Exploring the east coast - Maine to Miami by train

Nov 6, 2020

Brunswick’s Maine Street Station, in Brunswick, Maine is a somewhat random location to travel over 18,000km to visit. Brunswick isn’t a major rail hub or even a large city. The station’s single platform is attached to a 2009 constructed quintessentially north-eastern light grey real estate development and looks onto a supermarket parking lot across the tracks. Brunswick is served by only by a few daily Downeaster commuter trains to Boston. So why have I just travelled for more than 26 hours to reach this remote corner of the American rail network? Well, Brunswick is the end of the line - the northernmost point on the east coast that can be reached by passenger train. I have a plan to follow the coast some 3,100km south to Dadeland South, a metro station in Miami which marks the southern extremity of the network. On the way I'll ride five trains through fifteen states and the District of Colombia, visit some of North America’s largest cities, pass historic locations that have shaped the US to this day and meet people from all across the world sharing the ride.

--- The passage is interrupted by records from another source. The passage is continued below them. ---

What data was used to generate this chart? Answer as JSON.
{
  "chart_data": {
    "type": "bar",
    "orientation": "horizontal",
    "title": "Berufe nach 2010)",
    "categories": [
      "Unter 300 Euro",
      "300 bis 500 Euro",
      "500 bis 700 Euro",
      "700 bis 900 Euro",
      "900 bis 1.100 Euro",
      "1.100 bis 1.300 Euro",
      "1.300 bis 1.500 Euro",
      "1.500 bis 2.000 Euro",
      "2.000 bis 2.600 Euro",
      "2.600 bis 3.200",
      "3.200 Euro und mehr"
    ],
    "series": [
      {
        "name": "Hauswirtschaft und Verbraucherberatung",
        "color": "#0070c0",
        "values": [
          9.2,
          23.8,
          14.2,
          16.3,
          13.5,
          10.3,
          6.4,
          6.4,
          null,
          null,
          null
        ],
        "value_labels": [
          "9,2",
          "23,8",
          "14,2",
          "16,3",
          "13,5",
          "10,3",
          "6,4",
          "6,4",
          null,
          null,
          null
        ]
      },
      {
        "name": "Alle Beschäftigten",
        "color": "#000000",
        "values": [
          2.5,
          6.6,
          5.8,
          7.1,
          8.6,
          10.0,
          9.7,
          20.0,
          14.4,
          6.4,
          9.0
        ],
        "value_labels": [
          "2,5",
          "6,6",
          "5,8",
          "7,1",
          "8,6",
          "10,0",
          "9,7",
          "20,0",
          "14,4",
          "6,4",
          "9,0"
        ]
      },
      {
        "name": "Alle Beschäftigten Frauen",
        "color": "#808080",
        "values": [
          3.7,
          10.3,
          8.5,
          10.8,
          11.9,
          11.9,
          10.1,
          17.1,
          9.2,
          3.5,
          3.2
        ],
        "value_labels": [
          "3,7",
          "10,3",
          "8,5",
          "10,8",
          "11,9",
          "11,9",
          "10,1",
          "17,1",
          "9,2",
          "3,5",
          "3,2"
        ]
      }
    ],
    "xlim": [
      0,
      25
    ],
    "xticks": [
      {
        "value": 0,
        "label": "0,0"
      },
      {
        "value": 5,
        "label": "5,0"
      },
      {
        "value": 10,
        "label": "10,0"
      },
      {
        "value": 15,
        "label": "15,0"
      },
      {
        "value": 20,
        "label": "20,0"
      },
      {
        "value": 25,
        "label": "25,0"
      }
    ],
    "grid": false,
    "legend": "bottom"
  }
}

The logistics of arriving Brunswick, Maine, involved three flights - a fourteen hour marathon to Los Angeles, a five hour trek across the US to New York and then two hours crammed onto a Regional Jet. Coupled with the 14 hour time change, I decided I'd earned a day or two relaxing before setting off on my adventure south. If you’d asked me prior to this trip what a coastal town in Maine looked like I would have described Camden, where I spent a day recovering. I was lucky enough to arrive right at the start of the autumn foliage when the forested hills rolling down to the harbour still glowed shades of orange and red. Clam chowder is served on the pier, small candy and craft shops line the main street. It’s not much of a stretch to imagine Billy Joel’s Downeaster Alexia tied up to one of the town's docks.



Lovely as Camden is, I had a train to catch and the excitement of my upcoming adventure soon overcame my exhaustion from the flight. So, early one morning as the fog rolled in over the bay I loaded up the rental car and hit US Highway 1 south to Brunswick. The first few days of driving on the opposite side of the road are always interesting – let alone in almost no visibility. Had I been a few years earlier I may have been able to board the now defunct Maine Eastern Railroad in Rockland, only 10km south of Camden. Until 2015 the Maine Eastern operated a popular seasonal tourist train between Rockland and Brunswick using ex-Amtrak locomotives and a string of stainless steel streamlined passenger cars. There was even a plan to extend the Downeaster to Rockland, which unfortunately did not come to fruition. For now my only option is to continue the 90km to Brunswick in the car.